Harper is in the highly-symbolic Toronto riding of Etobicoke-Lakeshore, where former Liberal leader Michael Ignatieff infamously lost his seat in the 2011 campaign to Conservative Bernard Trottier.

That campaign saw the Liberals reduced to third-party status, an ideological victory for the Conservatives who have long said that quashing the notion of Liberals as the natural governing party of Canada is one of their main ideological goals.

But with the Liberals reinvigorated under Justin Trudeau, Harper finds himself on the defensive in the riding and throughout Ontario, where he is spending the early part of the final week of the campaign.

So he’s shifting his focus not on selling his party’s policy but trying to hammer home the message of what a Liberal government will actually mean for Canadians.

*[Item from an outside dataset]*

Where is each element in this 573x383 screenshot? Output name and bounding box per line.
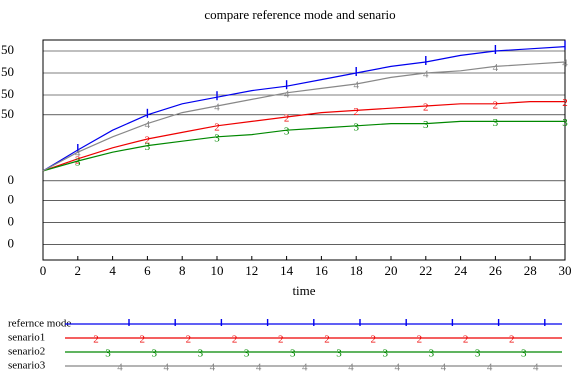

READ MORE: 7 things to watch for in the last 7 days of the election

One candidate alongside the prime minister Tuesday was Ted Opitz, who won the riding of Etobicoke Centre in 2011 by only a handful of votes, triggering a judicial review that ended up in front of the Supreme Court of Canada, which ultimately upheld Opitz’s victory.

Also in attendance at Harper’s event were Coun. Rob Ford and his brother Doug.

Doug Ford said he believes Harper’s campaign is running well and that it’s his message – and not the size of rallies – that matters.